The antidepressant Paxil may raise the risk of suicidal behavior in young adults, its manufacturer GlaxoSmithKline and the U.S. Food and Drug Administration warned Friday in a letter to doctors.

The warning letter was accompanied by changes to the labeling of both Paxil and Paxil CR, a controlled-release version of the drug, also called paroxetine.

A recent analysis of clinical trial data on nearly 15,000 patients treated with both Paxil and dummy pills revealed a higher frequency of suicidal behavior in young adults treated with the drug, according to the letter.

The FDA reported that there were 11 suicide attempts — none resulting in death — among the patients given Paxil in the trials. Just one of the dummy pill patients attempted suicide.

Given that small number, the results "should be interpreted with caution," the FDA said. Eight of the 11 attempts were made by patients between the ages of 18 and 30. All trial patients suffered from psychiatric disorders, including major depression.

A GlaxoSmithKline spokeswoman did not immediately return a message seeking comment.

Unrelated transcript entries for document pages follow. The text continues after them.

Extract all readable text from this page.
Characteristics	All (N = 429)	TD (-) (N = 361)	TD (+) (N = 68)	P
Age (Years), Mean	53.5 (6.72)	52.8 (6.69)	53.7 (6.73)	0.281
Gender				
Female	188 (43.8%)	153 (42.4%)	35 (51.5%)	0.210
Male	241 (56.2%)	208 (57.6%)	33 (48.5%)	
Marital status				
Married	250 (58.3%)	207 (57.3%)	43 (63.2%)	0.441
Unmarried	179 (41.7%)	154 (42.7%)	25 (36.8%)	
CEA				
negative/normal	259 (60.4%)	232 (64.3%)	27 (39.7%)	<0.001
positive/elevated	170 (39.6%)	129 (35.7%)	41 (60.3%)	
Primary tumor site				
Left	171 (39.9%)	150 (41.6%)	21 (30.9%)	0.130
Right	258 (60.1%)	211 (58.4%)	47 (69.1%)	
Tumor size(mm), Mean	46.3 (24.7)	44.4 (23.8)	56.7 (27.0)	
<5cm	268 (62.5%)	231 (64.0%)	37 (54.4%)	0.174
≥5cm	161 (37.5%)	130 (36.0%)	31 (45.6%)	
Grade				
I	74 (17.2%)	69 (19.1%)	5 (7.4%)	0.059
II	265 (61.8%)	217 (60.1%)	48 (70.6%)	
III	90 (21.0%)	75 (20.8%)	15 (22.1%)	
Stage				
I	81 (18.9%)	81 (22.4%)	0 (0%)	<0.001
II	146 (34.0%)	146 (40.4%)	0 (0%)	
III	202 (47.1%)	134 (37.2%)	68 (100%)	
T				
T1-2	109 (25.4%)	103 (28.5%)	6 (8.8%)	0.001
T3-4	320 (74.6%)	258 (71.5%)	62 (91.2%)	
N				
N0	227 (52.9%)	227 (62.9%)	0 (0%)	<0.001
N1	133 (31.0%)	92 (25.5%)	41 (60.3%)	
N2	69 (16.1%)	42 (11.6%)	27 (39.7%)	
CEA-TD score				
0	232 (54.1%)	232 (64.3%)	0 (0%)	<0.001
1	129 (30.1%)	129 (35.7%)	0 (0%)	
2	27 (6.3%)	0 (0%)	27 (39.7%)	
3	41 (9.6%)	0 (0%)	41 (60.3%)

However, in the letter to doctors, Dr. John E. Kraus, the company's director of clinical development for clinical psychiatry in North America, said GlaxoSmithKline continues to believe the drug's benefits outweigh its risks.

The FDA stressed that all patients, especially young adults and those who are improving, should be carefully monitored when treated with Paxil.

In 2004, the FDA ordered strong warnings about the pediatric risk of suicidal tendencies put on antidepressant labels, and began analyzing whether adults face a similar risk.

All antidepressants now carry warnings on their labels cautioning patients and doctors of the risk of suicidal behavior.